Je marche sur la tête, se disait-il. C’étaient les démons qui en étaient cause. Sa tête avait oublié comment voir et ses yeux s’écarquillaient dans l’obscurité. Mais ses pieds connaissaient la piste, chacune de ses pierres, de ses racines. Il marchait de côté parce que, d’une manière ou d’une autre, ses pieds voyaient mieux de cette façon, et que sa sagaie pointée – contre quoi ? – était mieux prête à servir.
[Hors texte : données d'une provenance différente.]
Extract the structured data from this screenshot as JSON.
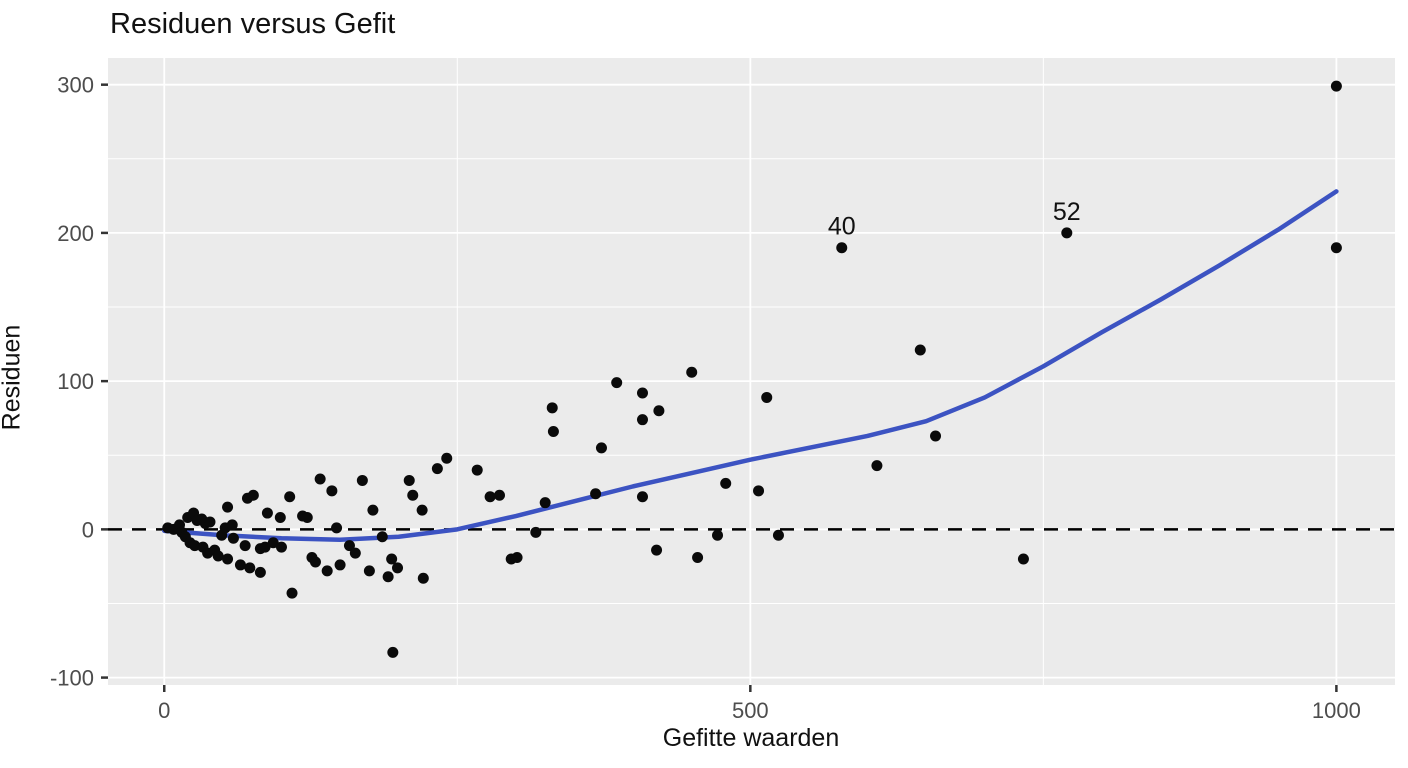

Sa sagaie, tachée de sang, honorable, dont le fer avait maintenant la moitié de la longueur… Il se souvenait du jour où il était devenu un homme et s’était tenu raide comme un piquet pour la recevoir, encore tout sanglant de la cérémonie, malade des drogues qu’on lui avait fait ingurgiter et qui, tout en lui gonflant l’estomac, ne faisaient rien pour tuer les fourmis rouges de la faim qui grouillaient en lui, dévorantes. Il n’avait pas dormi de deux nuits et un jour, il n’avait pas mangé de près d’une semaine, et pourtant, il ne pouvait se souvenir de ces sensations, que comme des faits détachés, comme des parties d’une histoire racontée de quelqu’un d’autre. La seule chose qu’il ressentit, nette et claire, c’était son orgueil lorsqu’on lui avait mis sa sagaie dans la main et qu’on l’avait déclaré un homme. Sa mince petite sagaie, avec sa minuscule pointe aiguë, sa longue hampe sans marque. Il y pensait maintenant avec le même petit sursaut de fierté que cela lui procurait toujours. Mais cette fois, une inquiétude s’y mêlait et une sourde horreur primitive ; car si l’arme brandie obliquement près de son cou, était maintenant d’acier lourd, et superbement ouvragée, elle était inutile… inutile… et il était moins un homme, que ce jeune guerrier avec son bâton au bout pointu, il était moins un homme que l’était un gosse. Dans le monde des hommes, la sagaie n’était jamais inutile. Elle pouvait être utilisée bien ou mal, c’était tout. Mais ici, c’était le monde des démons et la sagaie n’y avait ni place ni objet, sauf de réconforter sa main entraînée et les muscles tendus de son épaule et de son dos. Ce n’était qu’un mince réconfort et de plus en plus mince d’instant en instant, à mesure qu’il réalisait son inutilité. Sa qualité d’homme en devenait même une plaisanterie comme dans le cas du vieux Nugubwa qui avait eu l’avant-bras coupé au cours d’une expédition ; il n’en était pas mort mais s’en était remis, et il emportait toujours avec lui son tronçon de membre, dont il ne restait plus qu’une sorte de fagot de bois tordu et blanchi.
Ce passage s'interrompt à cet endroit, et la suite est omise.